It's 7:30 a.m. on a Monday and the service request queue already has six tickets from the weekend. A resident's garbage disposal quit Friday night, another unit has a slow drain, and there's a turn to punch out before the new resident moves in Thursday. That's a normal morning at Pallas Townhomes and Apartments in Beaverton, OR, and MG Properties needs a Maintenance Technician who hits the ground running.
MG Properties manages apartment communities across the Western U.S. and has been doing it for over 30 years. Pallas is a 200-plus unit property, so the workload is real. You'll work through a daily service request queue covering plumbing, electrical, appliances, HVAC, and general repairs. You'll handle make-ready turns, which means inspecting vacant units, building a punch list, and getting them rent-ready on schedule. Grounds, common areas, and office spaces are part of your territory too. On-call rotation means you take after-hours emergency calls on a shared schedule, so you need reliable transportation and the ability to respond when something goes sideways at 10 p.m.

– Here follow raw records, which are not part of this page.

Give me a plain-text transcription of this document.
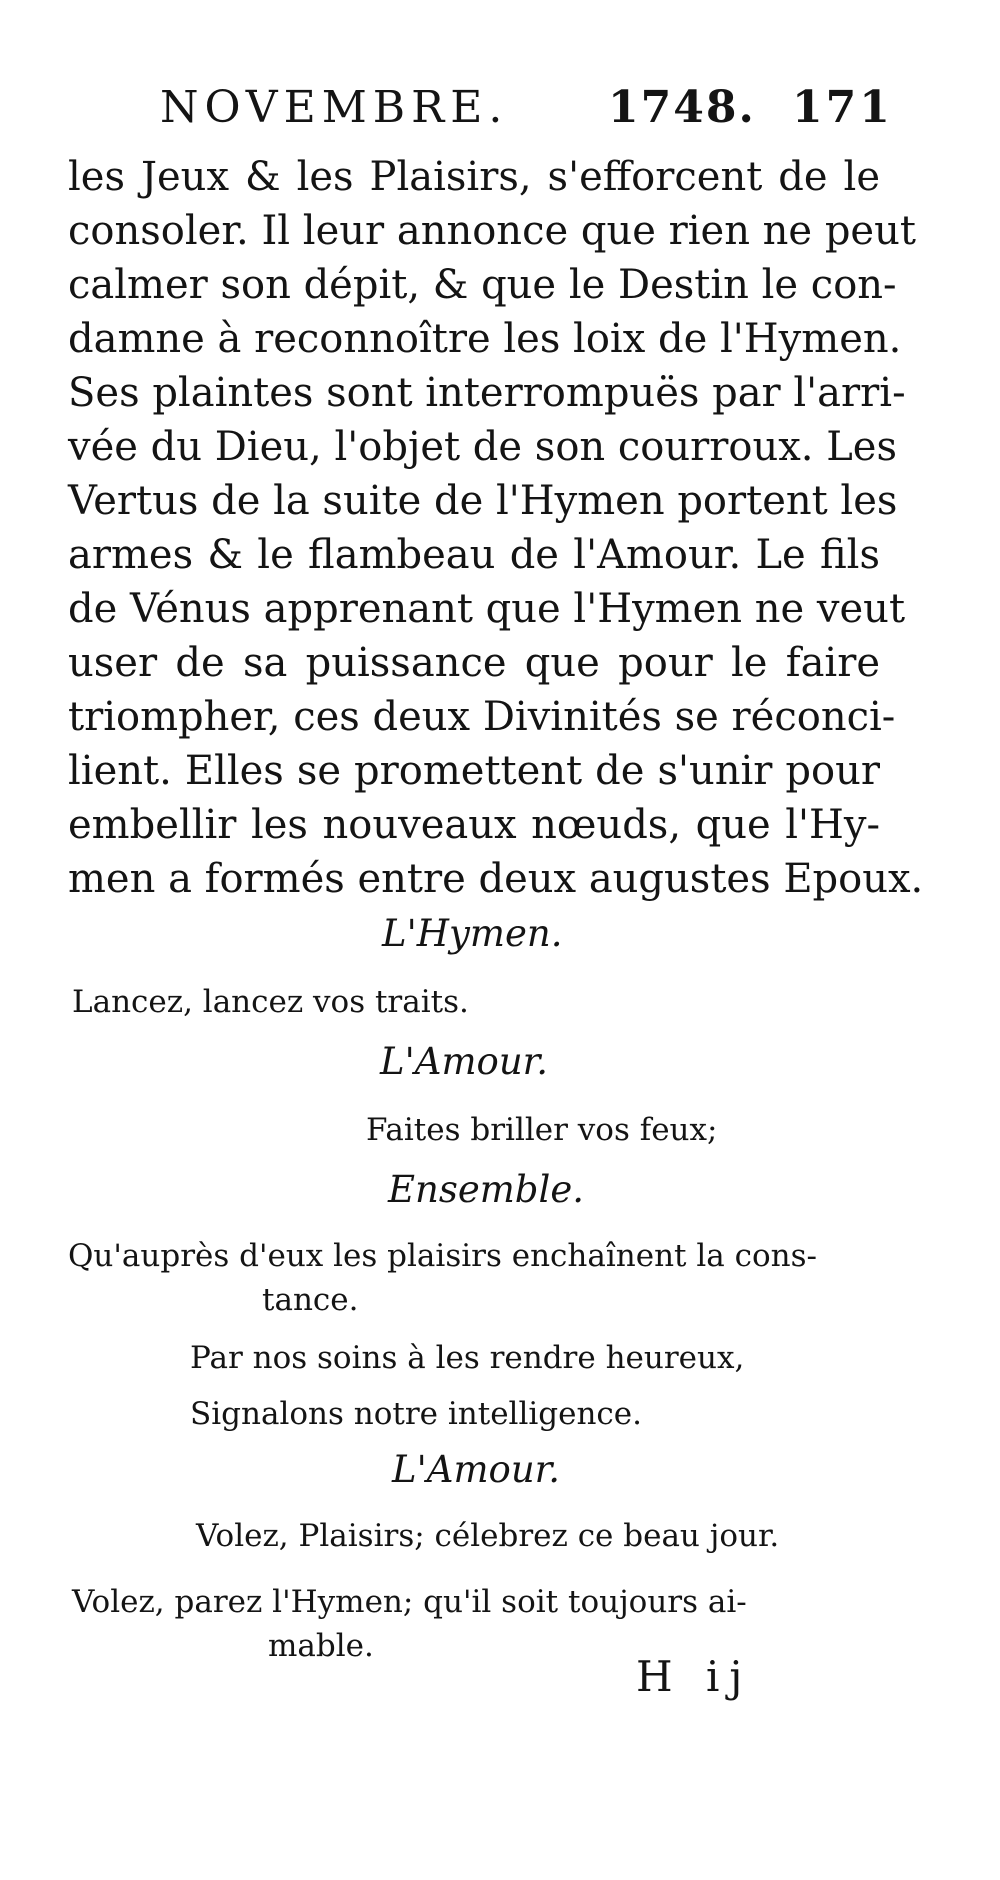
NOVEMBRE. 1748. 171
les Jeux & les Plaisirs, s'efforcent de le
consoler. Il leur annonce que rien ne peut
calmer son dépit, & que le Destin le con-
damne à reconnoître les loix de l'Hymen.
Ses plaintes sont interrompuës par l'arri-
vée du Dieu, l'objet de son courroux. Les
Vertus de la suite de l'Hymen portent les
armes & le flambeau de l'Amour. Le fils
de Vénus apprenant que l'Hymen ne veut
user de sa puissance que pour le faire
triompher, ces deux Divinités se réconci-
lient. Elles se promettent de s'unir pour
embellir les nouveaux nœuds, que l'Hy-
men a formés entre deux augustes Epoux.
L'Hymen.
Lancez, lancez vos traits.
L'Amour.
Faites briller vos feux;
Ensemble.
Qu'auprès d'eux les plaisirs enchaînent la cons-
tance.
Par nos soins à les rendre heureux,
Signalons notre intelligence.
L'Amour.
Volez, Plaisirs; célebrez ce beau jour.
Volez, parez l'Hymen; qu'il soit toujours ai-
mable.
H ij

Customer interaction is a constant. Residents see maintenance staff more than they see anyone else from the management team. A calm, professional approach to service requests matters as much as your technical skills.

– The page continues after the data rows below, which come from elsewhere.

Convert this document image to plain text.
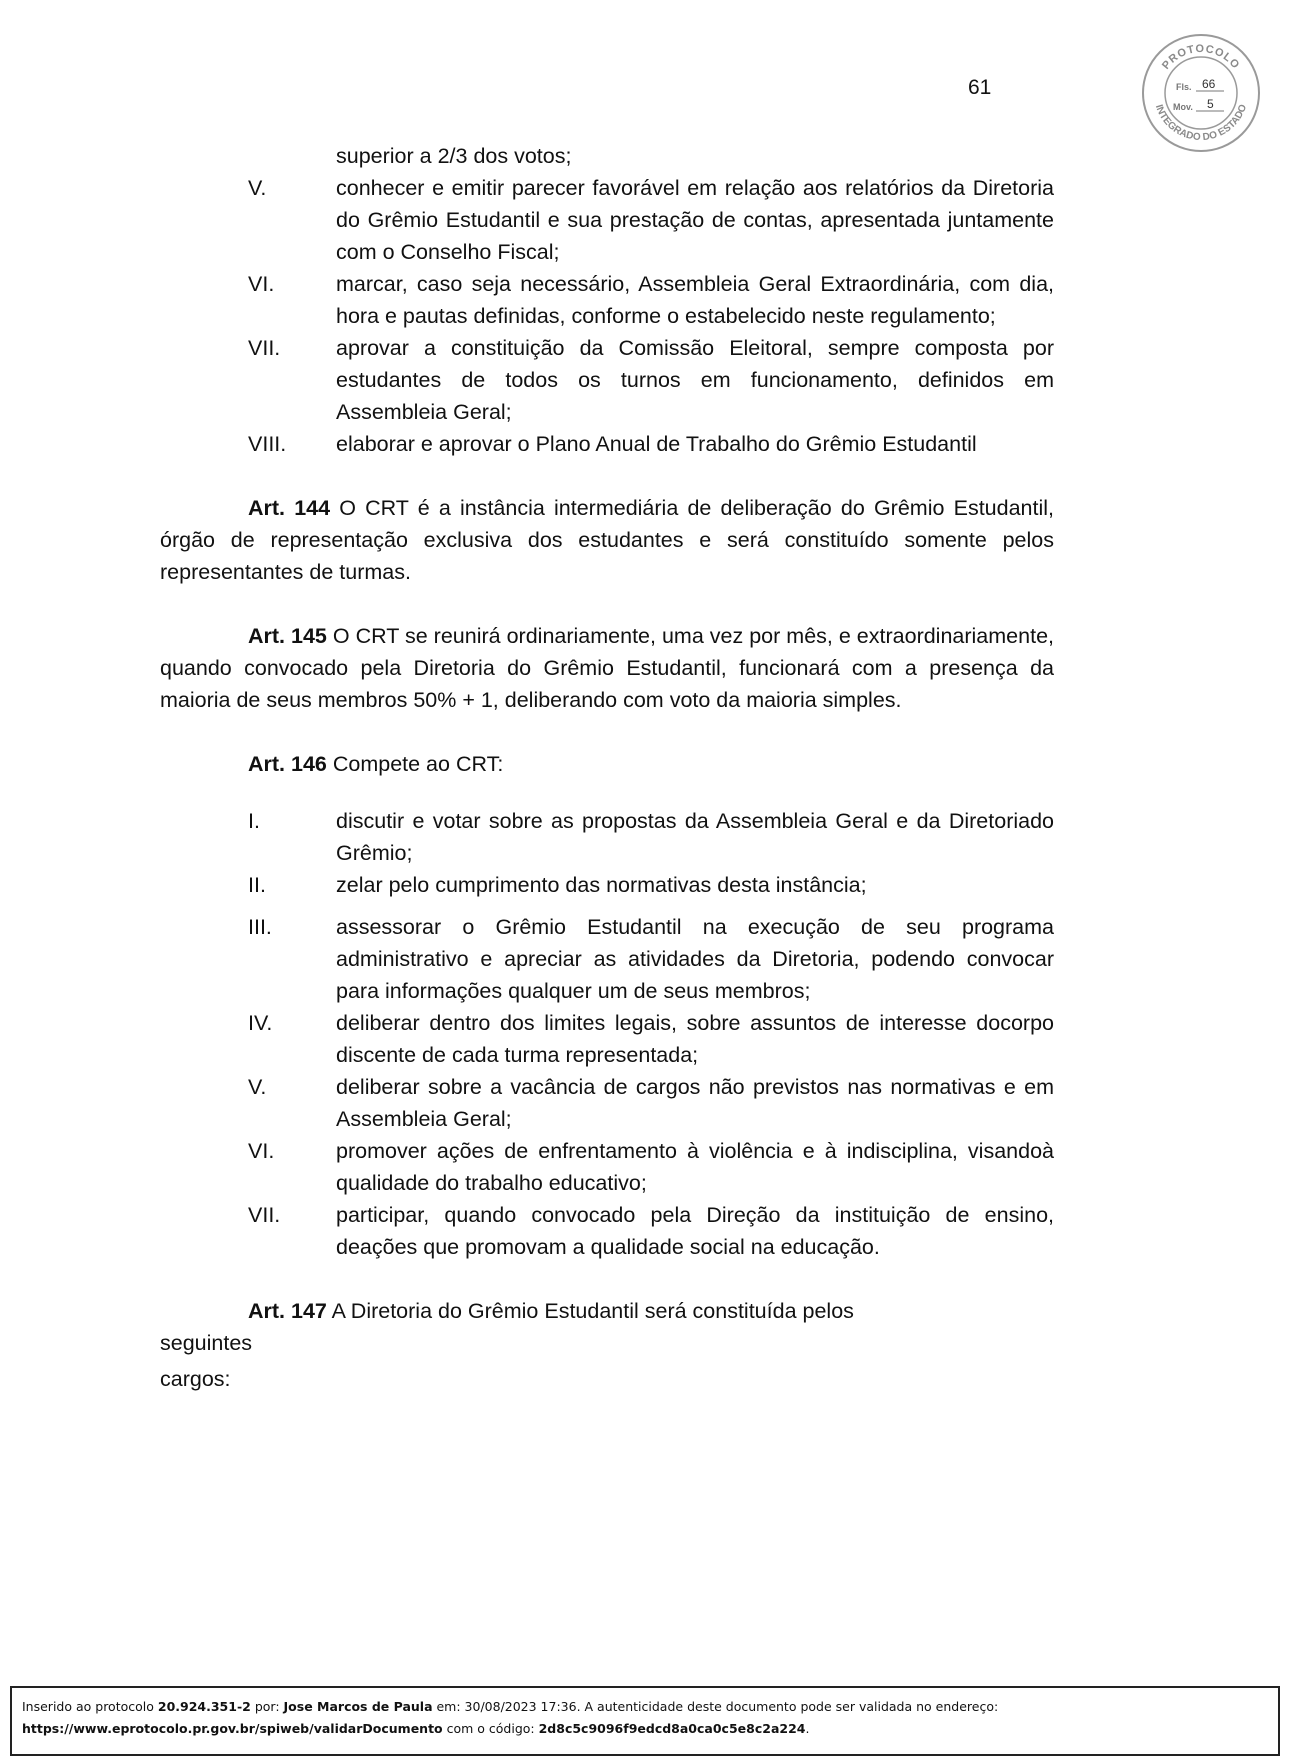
61
PROTOCOLO
INTEGRADO DO ESTADO
Fls. 66
Mov. 5
superior a 2/3 dos votos;
V.	conhecer e emitir parecer favorável em relação aos relatórios da Diretoria do Grêmio Estudantil e sua prestação de contas, apresentada juntamente com o Conselho Fiscal;
VI.	marcar, caso seja necessário, Assembleia Geral Extraordinária, com dia, hora e pautas definidas, conforme o estabelecido neste regulamento;
VII.	aprovar a constituição da Comissão Eleitoral, sempre composta por estudantes de todos os turnos em funcionamento, definidos em Assembleia Geral;
VIII. elaborar e aprovar o Plano Anual de Trabalho do Grêmio Estudantil

Art. 144 O CRT é a instância intermediária de deliberação do Grêmio Estudantil, órgão de representação exclusiva dos estudantes e será constituído somente pelos representantes de turmas.

Art. 145 O CRT se reunirá ordinariamente, uma vez por mês, e extraordinariamente, quando convocado pela Diretoria do Grêmio Estudantil, funcionará com a presença da maioria de seus membros 50% + 1, deliberando com voto da maioria simples.

Art. 146 Compete ao CRT:

I.	discutir e votar sobre as propostas da Assembleia Geral e da Diretoriado Grêmio;
II.	zelar pelo cumprimento das normativas desta instância;
III.	assessorar o Grêmio Estudantil na execução de seu programa administrativo e apreciar as atividades da Diretoria, podendo convocar para informações qualquer um de seus membros;
IV.	deliberar dentro dos limites legais, sobre assuntos de interesse docorpo discente de cada turma representada;
V.	deliberar sobre a vacância de cargos não previstos nas normativas e em Assembleia Geral;
VI.	promover ações de enfrentamento à violência e à indisciplina, visandoà qualidade do trabalho educativo;
VII.	participar, quando convocado pela Direção da instituição de ensino, deações que promovam a qualidade social na educação.

Art. 147 A Diretoria do Grêmio Estudantil será constituída pelos

seguintes
cargos:
Inserido ao protocolo 20.924.351-2 por: Jose Marcos de Paula em: 30/08/2023 17:36. A autenticidade deste documento pode ser validada no endereço:
https://www.eprotocolo.pr.gov.br/spiweb/validarDocumento com o código: 2d8c5c9096f9edcd8a0ca0c5e8c2a224.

MG Properties offers monthly bonuses, company profit sharing, a 401(k) with employer match, and medical, dental, and vision coverage. PTO, paid holidays, personal days, paid sick time, and a rental discount program are also part of the package.
One thing that separates strong candidates in this role: the ability to triage. On a busy property, not every request is urgent and not every urgent request is what the resident thinks it is. Technicians who can assess quickly, communicate clearly, and sequence their day without constant direction tend to stand out fast. If you've worked turns under deadline pressure and managed a service queue independently, you're already ahead of most applicants.